Biathlon Henkel nimmt Abschied mit Sekt und Pappkrone

Oslo/Düsseldorf · Der scheidende Cheftrainer Müssiggang meint, dass es lange dauern wird, bis die deutschen Biathletinnen wieder erfolgreich sein werden. Andrea Henkel ist die letzte Vertreterin der goldenen Generation, die aufhört.

Es gibt Orte, die sind nur deshalb einem breiteren Publikum bekannt, weil sie einen berühmten Sportler hervorgebracht haben. Großbreitenbach ist so einer. 2636 Einwohner, am Hang des Thüringer Waldes gelegen. In den Fernsehübertragungen und in den Zeitungen hatte Großbreitenbach seit 1995 seinen festen Platz — als Heimat der Biathletin Andrea Henkel (36).

Gestern beendete die Großbreitenbacherin ihre Karriere. Mit einem 13. Platz beim Massenstartrennen in Oslo. Die Kolleginnen dekorierten sie mit einer Pappkrone aus der Burger-Bude und ließen es sich nicht nehmen, ein paar Gläschen auszuschenken — in Norwegen ein arg teures Vergnügen, den billigsten Sekt gibt es dort für 20 Euro.

In der achtmaligen Weltmeisterin und zweimaligen Olympiasiegerin Henkel geht die vorerst letzte große deutsche Biathletin. "Es fühlt sich okay an", sagte sie. In der Stunde des Abschieds gab sie sich so unaufgeregt wie fast immer in ihrer Laufbahn, in der sie im Schatten von Strahlefrauen wie Uschi Disl, Kati Wilhelm und Magdalena Neuner stand. Henkel will nun ihre Thüringer Heimat verlassen und zu ihrem Freund Tim Burke nach Lake Placid in den Vereinigten Staaten ziehen. Mit den Formalitäten, die dafür nötig sind, hat sie sich in der erforderlichen Tiefe noch nicht befasst. Doch das Problem sollte sich lösen lassen.

Weitaus schwieriger stellt sich nach dieser Zäsur die Situation im deutschen Biathlonsport dar. Die Partenkirchenerin Laura Dahlmeier (19) und Franziska Preuß (Haag/20) beendeten die Saison als Sechste und 16. im Massenstartrennen und nehmen damit das Gefühl mit in den Urlaub, dass sie in der Weltklasse mithalten können. Wen sie im Mai, wenn die Vorbereitung auf den Winter 2014/15 beginnt, als Trainer antreffen, entscheidet der Deutsche Skiverband Anfang des kommenden Monats.
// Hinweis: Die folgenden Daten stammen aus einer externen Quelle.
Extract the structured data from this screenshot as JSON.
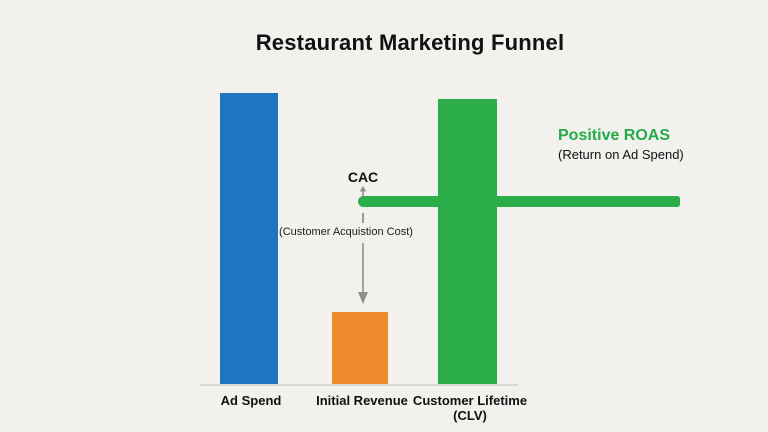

Mit der Ära Henkel endet auch die Amtszeit von Bundestrainer Uwe Müssiggang (62). "Mein Abschied ist definitiv", sagt er. Es sieht so aus, als sollte dessen Posten als Chefcoach nicht wieder besetzt werden. Offen ist die Zukunft von Gerald Hönig und Ricco Groß. DSV-Sportchef Thomas Pfüller hatte scharfe Kritik an den beiden fürs Frauenteam zuständigen Trainern geübt, als er nach den enttäuschenden Ergebnissen in Sotschi — erstmals keine Medaille für die Frauen —, von gravierenden Mängeln in der Vorbereitung sprach. "Es dauert bestimmt einige Jahre, bis wir an die alten Erfolge anknüpfen können. Wir müssen uns dran gewöhnen, dass es keine Siegleistungen in Serie mehr geben wird", sagte Müssiggang.